The album starts with the broken arpeggiated sounds of “Sun Rec”. Previously released as a 12” on Semantica last November alongside “Love Arp”, it is a sparkling and incendiary track which segues nicely into “User”, with its menacing muttering lyrics, spaced out atmospherics and thumping drum kicks. Strangely robotic but beautifully bouncy, upbeat electro stomper “8” shakes things up before we are plunged into the calming, blissed out haven of “Waterfalls” and back again to the glitchy, ADHD riddled beats of aptly named track “Aggro Acid”, which reminds us of a bizarre melange of Hud Mo, Arp 101 and Ramdanaman.

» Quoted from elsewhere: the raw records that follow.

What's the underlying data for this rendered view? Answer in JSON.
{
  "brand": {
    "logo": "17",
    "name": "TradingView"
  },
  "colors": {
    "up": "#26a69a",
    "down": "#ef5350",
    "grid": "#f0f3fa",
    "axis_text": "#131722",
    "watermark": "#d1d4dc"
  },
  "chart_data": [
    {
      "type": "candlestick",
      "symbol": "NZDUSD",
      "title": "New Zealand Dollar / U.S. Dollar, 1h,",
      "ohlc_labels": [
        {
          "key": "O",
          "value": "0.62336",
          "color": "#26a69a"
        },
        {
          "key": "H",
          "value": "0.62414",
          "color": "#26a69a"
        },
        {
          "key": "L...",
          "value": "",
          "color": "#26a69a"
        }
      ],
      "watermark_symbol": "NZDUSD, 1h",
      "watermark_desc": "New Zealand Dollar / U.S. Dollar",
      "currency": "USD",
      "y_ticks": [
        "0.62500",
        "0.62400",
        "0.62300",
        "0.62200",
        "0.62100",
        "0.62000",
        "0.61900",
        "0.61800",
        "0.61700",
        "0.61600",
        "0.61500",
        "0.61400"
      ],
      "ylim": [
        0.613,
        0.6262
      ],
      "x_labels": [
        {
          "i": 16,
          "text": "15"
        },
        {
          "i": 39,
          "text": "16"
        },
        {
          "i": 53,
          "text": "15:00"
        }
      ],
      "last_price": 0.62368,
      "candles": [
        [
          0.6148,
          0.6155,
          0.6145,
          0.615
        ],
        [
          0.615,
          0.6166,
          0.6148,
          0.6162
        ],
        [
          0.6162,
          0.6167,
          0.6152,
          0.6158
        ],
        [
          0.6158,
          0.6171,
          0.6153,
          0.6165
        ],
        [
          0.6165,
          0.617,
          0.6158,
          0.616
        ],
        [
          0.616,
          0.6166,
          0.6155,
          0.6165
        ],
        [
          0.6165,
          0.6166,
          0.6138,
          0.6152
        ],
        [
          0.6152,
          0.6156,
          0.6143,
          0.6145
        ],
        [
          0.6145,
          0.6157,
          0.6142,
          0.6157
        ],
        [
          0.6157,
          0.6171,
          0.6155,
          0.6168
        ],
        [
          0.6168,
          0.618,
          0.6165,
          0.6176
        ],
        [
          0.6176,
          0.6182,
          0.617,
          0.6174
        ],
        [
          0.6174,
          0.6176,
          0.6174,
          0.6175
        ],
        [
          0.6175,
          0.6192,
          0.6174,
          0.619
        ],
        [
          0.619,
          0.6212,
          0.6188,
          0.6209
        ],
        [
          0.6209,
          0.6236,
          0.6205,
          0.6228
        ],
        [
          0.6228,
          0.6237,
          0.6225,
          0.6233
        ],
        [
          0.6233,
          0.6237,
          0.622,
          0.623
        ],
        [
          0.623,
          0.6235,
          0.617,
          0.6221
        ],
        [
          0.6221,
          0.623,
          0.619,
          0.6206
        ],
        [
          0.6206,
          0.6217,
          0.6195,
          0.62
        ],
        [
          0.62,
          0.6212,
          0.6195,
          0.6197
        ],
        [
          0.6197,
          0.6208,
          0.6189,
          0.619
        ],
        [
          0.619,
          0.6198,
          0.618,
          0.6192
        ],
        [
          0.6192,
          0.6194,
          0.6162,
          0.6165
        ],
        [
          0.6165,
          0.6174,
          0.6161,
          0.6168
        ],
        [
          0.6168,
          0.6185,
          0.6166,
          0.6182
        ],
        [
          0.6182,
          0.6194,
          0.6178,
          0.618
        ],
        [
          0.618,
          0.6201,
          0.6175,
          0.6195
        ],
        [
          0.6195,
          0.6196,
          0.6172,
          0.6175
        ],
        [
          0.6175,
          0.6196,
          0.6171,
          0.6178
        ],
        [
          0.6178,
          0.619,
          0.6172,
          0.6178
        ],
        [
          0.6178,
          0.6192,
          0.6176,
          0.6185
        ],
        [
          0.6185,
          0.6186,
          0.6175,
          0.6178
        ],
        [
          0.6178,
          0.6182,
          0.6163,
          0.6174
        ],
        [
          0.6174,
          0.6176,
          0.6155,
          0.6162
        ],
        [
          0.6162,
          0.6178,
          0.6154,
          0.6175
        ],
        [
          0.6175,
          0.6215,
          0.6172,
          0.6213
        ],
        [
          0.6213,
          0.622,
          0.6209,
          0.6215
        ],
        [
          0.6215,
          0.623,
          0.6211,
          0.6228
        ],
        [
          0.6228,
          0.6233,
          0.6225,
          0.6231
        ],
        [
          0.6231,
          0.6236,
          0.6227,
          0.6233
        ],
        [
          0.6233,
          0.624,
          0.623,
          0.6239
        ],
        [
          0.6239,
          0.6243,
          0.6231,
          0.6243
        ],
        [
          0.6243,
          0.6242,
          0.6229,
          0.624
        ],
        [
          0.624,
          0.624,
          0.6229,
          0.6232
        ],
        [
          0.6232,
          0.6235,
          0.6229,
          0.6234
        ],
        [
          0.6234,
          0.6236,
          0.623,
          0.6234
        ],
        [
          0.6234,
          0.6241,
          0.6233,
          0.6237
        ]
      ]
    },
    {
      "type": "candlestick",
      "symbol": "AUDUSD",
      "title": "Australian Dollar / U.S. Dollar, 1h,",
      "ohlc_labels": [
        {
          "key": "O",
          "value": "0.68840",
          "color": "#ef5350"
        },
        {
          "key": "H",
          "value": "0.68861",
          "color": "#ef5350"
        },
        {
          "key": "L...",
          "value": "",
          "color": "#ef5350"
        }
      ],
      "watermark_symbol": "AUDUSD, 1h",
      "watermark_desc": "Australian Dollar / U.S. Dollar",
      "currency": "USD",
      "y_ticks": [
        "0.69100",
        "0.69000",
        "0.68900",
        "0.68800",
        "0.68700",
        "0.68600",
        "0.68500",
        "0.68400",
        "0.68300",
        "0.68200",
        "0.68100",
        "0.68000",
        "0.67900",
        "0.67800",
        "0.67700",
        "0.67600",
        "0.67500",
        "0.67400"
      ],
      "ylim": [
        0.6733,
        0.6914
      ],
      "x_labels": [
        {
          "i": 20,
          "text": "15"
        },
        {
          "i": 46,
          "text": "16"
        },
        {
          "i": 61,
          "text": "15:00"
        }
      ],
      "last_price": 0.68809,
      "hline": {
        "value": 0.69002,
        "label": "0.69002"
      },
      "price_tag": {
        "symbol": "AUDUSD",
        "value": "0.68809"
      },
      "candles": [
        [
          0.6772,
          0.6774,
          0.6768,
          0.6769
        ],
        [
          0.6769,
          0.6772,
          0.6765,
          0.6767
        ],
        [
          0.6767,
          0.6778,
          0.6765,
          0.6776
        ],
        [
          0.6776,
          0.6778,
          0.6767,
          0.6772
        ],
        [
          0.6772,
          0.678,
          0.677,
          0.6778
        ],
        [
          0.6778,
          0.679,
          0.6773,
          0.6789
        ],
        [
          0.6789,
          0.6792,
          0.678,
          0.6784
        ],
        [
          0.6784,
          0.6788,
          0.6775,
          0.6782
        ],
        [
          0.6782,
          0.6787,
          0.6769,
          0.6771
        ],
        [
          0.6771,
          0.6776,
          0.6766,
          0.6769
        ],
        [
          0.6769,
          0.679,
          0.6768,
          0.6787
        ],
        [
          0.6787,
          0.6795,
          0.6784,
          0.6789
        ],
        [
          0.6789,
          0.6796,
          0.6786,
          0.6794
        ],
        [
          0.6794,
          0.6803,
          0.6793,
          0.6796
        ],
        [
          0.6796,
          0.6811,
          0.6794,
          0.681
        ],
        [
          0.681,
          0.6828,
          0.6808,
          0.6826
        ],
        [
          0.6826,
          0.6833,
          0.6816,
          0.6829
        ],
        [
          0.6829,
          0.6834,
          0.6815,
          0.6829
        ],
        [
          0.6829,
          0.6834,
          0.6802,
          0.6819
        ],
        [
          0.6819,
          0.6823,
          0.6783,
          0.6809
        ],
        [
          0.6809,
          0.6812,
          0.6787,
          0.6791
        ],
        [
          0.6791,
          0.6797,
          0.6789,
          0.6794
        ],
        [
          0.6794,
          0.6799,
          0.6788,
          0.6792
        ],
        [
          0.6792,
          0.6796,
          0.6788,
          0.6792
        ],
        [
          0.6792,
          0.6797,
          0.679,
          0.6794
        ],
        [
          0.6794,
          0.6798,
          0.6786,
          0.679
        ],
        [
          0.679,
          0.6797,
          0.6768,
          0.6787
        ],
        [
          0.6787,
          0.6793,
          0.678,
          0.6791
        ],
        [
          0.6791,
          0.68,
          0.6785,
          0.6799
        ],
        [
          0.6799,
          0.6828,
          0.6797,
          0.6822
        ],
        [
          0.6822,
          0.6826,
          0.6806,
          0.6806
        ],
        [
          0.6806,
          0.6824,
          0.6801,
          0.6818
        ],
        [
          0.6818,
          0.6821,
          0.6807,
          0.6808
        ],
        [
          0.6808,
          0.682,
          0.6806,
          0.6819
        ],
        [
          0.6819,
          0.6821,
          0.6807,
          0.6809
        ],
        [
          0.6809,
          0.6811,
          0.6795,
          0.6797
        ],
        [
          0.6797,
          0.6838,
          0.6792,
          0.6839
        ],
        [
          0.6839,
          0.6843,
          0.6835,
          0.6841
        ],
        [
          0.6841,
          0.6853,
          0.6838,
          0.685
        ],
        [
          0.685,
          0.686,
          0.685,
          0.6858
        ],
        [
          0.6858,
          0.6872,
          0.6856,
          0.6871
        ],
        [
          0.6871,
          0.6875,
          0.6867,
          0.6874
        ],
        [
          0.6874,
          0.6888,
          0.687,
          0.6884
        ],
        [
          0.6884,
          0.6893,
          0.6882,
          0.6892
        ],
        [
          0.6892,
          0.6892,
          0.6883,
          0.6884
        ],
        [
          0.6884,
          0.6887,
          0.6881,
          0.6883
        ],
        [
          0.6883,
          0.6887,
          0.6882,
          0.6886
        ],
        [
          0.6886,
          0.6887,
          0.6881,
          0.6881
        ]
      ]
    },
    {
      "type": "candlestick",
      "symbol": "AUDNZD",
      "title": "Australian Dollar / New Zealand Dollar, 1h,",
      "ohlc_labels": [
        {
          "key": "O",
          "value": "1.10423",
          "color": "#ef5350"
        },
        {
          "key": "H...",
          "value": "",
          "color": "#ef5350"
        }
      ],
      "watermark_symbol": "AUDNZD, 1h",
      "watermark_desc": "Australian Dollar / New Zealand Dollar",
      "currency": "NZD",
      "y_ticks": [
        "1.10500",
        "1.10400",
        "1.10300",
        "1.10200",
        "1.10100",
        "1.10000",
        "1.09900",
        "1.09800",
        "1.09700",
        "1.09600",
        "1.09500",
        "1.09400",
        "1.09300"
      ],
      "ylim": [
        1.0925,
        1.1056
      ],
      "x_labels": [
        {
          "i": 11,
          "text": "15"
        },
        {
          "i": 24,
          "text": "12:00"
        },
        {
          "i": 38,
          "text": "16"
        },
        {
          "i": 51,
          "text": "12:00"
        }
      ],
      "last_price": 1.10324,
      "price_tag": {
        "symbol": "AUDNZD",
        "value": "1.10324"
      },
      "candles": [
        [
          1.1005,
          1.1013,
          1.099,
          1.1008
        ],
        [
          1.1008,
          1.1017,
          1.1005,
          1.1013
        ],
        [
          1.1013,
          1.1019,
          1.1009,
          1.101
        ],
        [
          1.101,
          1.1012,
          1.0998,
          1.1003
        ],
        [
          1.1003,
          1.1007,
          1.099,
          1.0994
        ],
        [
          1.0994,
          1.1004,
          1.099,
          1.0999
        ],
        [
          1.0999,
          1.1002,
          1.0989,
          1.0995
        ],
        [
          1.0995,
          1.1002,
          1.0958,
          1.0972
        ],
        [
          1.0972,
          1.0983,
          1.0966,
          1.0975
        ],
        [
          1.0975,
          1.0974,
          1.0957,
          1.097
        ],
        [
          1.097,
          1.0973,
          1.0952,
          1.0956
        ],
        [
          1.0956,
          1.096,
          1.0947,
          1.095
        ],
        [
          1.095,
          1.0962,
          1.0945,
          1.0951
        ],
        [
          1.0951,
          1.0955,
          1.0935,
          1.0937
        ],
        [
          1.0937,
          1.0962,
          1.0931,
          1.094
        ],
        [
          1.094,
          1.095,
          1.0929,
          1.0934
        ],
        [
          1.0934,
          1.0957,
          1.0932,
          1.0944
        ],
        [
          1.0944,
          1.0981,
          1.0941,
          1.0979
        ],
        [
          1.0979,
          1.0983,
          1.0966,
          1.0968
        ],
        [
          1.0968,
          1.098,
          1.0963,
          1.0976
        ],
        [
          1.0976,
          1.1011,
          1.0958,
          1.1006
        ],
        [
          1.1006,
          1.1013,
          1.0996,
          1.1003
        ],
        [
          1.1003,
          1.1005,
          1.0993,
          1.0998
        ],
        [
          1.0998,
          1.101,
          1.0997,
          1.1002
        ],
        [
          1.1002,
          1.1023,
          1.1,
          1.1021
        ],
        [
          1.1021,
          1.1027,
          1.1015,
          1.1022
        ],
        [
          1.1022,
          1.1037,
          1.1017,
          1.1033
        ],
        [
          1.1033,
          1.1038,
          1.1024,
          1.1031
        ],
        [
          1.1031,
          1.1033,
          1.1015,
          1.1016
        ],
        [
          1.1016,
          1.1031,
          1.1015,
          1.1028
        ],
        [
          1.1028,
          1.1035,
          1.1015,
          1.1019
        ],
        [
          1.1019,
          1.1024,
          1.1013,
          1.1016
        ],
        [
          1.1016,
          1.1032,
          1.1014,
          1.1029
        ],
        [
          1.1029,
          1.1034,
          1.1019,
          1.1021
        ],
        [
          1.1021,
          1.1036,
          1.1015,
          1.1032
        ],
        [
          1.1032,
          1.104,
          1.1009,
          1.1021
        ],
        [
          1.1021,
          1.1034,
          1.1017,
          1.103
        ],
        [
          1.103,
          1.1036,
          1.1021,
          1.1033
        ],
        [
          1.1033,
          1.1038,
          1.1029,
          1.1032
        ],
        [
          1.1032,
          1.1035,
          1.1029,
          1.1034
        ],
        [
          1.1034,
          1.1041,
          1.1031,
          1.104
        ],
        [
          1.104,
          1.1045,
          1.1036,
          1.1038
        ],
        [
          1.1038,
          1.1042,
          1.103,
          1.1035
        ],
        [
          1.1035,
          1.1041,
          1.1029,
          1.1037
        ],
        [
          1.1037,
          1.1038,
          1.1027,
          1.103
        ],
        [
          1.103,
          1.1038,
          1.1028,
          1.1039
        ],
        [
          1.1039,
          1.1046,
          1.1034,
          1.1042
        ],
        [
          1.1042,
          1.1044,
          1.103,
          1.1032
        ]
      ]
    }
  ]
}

“Thomp” encapsulates the eclectic range of Instra:mental’s reference points, beginning as a dubbed out Mala style venture before swiftly developing into a funked up, head-nodding 4/4 fest. “Plok” is another quirky cut, sandwiched between the taught, twitching beats of “Talking Mono” and superb stand out track “Delta Zone (Advance)”, which is rather reminiscent of “Voyeur” – Instra:mental’s acclaimed and much rinsed release on Skream’s Disfigured Dubz. Closing track “Memory Implant” sees a flick back to the established sounds of “Waterfalls”, with whispers, echoes, the sounds of rushing water and an air of mystique that permeates through Resolution 653 as whole. Without wanting to sound too earnestly like part of the hype machine, this really is quite superb – a culmination of Instra:mental’s success to date and an example of electronic music at its best. That is all.